At long last he was finished. He stood back to regard his work. A motorcycle, complete in every detail, as good as new. His mind jumped out of gear and his memory returned to days long ago when he first rode this motorcycle. Again his body felt the thrill of youth when he and this machine had taken on the old roads, leaping and surging in heart and wheel, laughing at rain, commiserating with the winter, loving the bright dust of summer travels. In the flickering light his eyes reflected these joys of long ago before he had married. His face saddened as he thought of the later world of happiness he had spent with his wife, another life, a complete thing, with a different existence belonging to the motorbike before, and a recent empty existence since his wife had died, closing a beautiful book. His wife had never ridden the motorcycle and he had renounced it gladly for the love of her, never once regretted his decision all the happy years they spent together. Now he returned to his bike for consolation. This would be a reincarnation, a return to a previous life. The life of the motorcycle.
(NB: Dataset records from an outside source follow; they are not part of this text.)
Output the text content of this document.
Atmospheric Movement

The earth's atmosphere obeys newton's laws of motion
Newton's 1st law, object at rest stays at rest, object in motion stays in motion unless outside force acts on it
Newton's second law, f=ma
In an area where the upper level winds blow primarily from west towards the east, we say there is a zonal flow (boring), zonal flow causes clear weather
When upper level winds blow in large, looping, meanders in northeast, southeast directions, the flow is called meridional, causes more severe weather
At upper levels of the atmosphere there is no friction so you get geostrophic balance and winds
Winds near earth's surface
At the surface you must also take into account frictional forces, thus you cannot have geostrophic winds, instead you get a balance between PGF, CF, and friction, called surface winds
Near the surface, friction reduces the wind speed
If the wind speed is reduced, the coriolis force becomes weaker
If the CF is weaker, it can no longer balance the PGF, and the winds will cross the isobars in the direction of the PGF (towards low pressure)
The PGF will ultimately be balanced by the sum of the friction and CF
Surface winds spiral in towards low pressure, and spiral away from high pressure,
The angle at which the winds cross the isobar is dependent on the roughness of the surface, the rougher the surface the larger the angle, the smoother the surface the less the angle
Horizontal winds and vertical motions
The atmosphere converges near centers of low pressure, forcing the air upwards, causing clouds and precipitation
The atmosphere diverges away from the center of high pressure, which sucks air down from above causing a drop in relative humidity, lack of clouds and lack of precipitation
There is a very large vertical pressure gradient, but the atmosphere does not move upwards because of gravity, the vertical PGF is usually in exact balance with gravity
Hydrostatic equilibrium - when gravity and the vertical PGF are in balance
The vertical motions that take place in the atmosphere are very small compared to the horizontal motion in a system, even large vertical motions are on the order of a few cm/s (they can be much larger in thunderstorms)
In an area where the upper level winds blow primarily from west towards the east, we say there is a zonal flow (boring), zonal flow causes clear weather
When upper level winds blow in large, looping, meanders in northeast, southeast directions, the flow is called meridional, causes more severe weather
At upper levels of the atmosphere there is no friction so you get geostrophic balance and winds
Fuel was poured carefully into the petrol tank and the kick start rotated to check chains, clutch, compression. All the nuances flooded back with the feel. Like a live and loving animal, a dog nuzzling against a hand, the bike gently kicked back. A fire, a spark! He trembled now with the excitement rather than cold.

He was about to be reborn with all his youth returned on this machine of his old forgotten life. It would be difficult, even dangerous, but the wisdom of his years knew that danger was an opponent to be outwitted. This third life would be the best of all.

He prodded the kick-start with determination. He could feel the reaction within the sinews of the machine. He knew it would start even before the engine roared into life. He twisted the throttle and a thunder of power rippled from the exhaust and rattled the garage walls. All it required was for the carburettor to be adjusted but first the engine needed to warm up. He set it at a steady beat, a fast tick over. The vibration ran up his arms and filled his old heart. He reluctantly let go of the bike and walked round it. Time for a well earned rest. He removed some tools from an oil drum and sat down. He had not realised how tired he was. He looked at the watch's recumbent hands at twenty-five to six, the first light of dawn peering through the window. All night he had worked and his old body ached from the cold and the labour. He leaned back and turned his head to the motorcycle, purring its pleasure, growling its challenge. His cheeks were rosier now. His cold hands showed a bright pink under his black and wrinkled finger nails. His cracked lips pulled back into a grin of satisfaction disclosing his red toothless gums; he chuckled and dozed off to sleep.

He dreamed of his new life, and in his dreams his wife was with him again.